Although vitamin D and curcumin are able to bind VDRs, the ability of curcumin to bind VDR to alternative pocket (VDR-AP) is greater, whereas vitamin D is more likely to bind VDR in the genomic pocket (VDR-GP) [31, 32]. VDR activation by curcumin requires higher concentrations (10−6 to 10−5 M curcumin plasma concentrations, or the equivalent of 8 grams of curcumin per day) compared to VDR activation by 1,25D ligand so it can be concluded that curcumin is a weaker VDR ligand. Therefore, to improve the bioavailability of curcumin, it is necessary to prepare curcumin dosage forms which are added to certain substances such as piperine or converted into nanoparticles [33].

The anti-inflammatory effect of curcumin results from the activation of peroxisome proliferator-activated receptor-γ (PPAR-γ) [34], but the concept that whether curcumin is a ligand of PPAR-γ is controversial. Narala et al. (2009) have conducted a study that curcumin is a ligand of PPAR-γ [35]. Thus, curcumin anti-inflammatory effects via PPAR-γ are probably indirect or via other mechanisms.

The magnitude of the decrease in interleukin-6 levels had an effect on the SLEDAI score after the treatment. The higher serum IL-6 levels of SLE patients will have more severe disease activity [36]. Therefore, we hope that administering vitamin D and Curcuma xanthorrhiza may decrease IL-6 greater than vitamin D only and improves lupus disease activity.
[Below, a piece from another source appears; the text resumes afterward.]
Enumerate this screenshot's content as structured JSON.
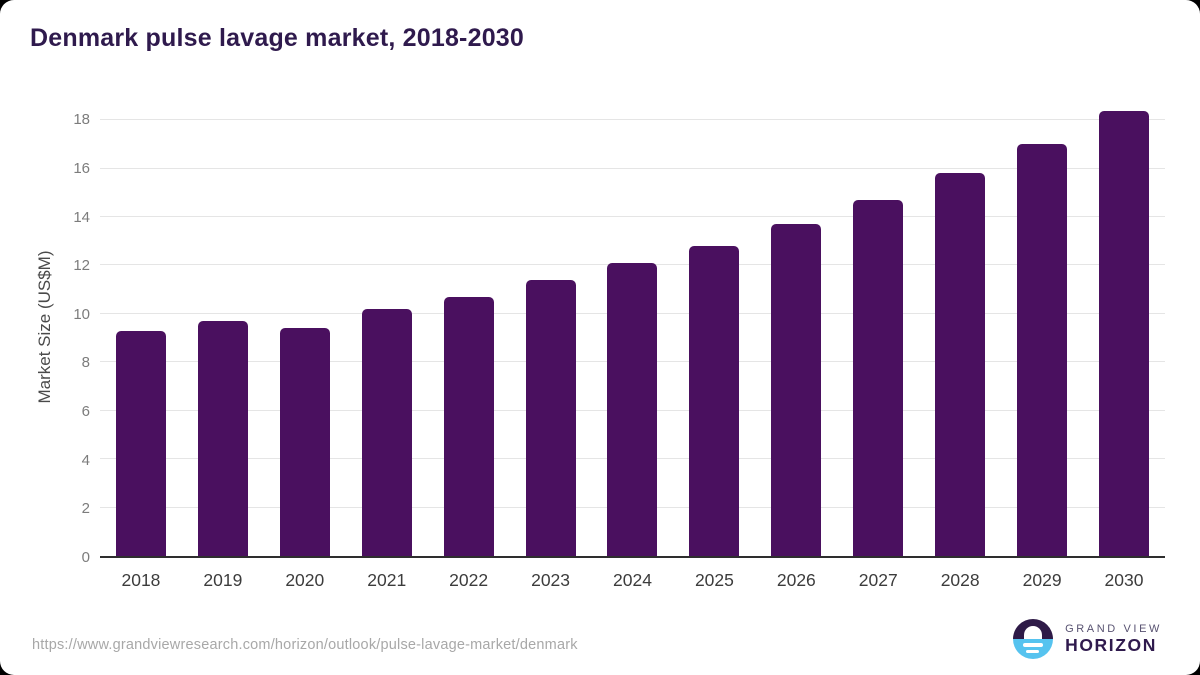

4.4. Increased Levels of Serum TGF-β1 and Its Correlation with SLEDAI

The more dominant cytokines in the SLE were IL-6 and IL-23, whereas the levels of TGF-β significantly decreased [37]. Serum TGF-β1 levels had significant increases between the two groups, but there was no significant difference between serum TGF-β1 levels and magnitude elevated serum TGF-β1 levels after the treatment. This is because the work of curcumin inhibits TGF-β1, in contrast to vitamin D properties against TGF-β1. However, because the dose of curcumin used in this study is small, the effects of curcumin seem to be excluded by vitamin D.

Until now, no studies have attempted to investigate the effect of curcumin on TGF-β1 in SLE patients. However, curcumin at certain doses and times can inhibit TGF-β1 activity in regulating MMP-9 and activation of SMAD-2, ERK1/2, and p38 in breast cancer cells [38].

Whether the mechanism of vitamin D will increase levels of TGF-β is not clear yet [10]. In this study, TGF-β1 levels did not correlate with SLEDAI score.

4.5. Limitations

In this study, there were different SLE manifestation, disease activity, and varying degree of vitamin D levels. We did not divide subjects into 3 groups, so that we did not know the effect of curcumin and placebo supplementation towards the SLEDAI score and cytokine levels in SLE patients with hypovitamin D. Also, curcumin plasma concentration was not measured at the study.

5. Conclusion and Suggestion

5.1. Conclusion

Curcuma xanthorrhiza supplementation on vitamin D3 in SLE patients with hypovitamin D did not have different effects on levels of SLEDAI, IL-6, and TGF-β1 in serum. Decreased levels of serum IL-6 have moderate correlation with a decrease in SLEDAI score.

5.2. Suggestion

Preliminary research is needed to assess the amount of plasma concentration of curcumin in the preparation of curcumin to be used. It is also necessary to do research using curcumin with varying doses and formulas with high bioavailability. And research needs to be done with three different groups: curcumin and placebo groups, vitamin D and placebo groups, and a combination of vitamin D and curcumin.

Conflicts of Interest

There are no conflicts of interest regarding the publication of this article.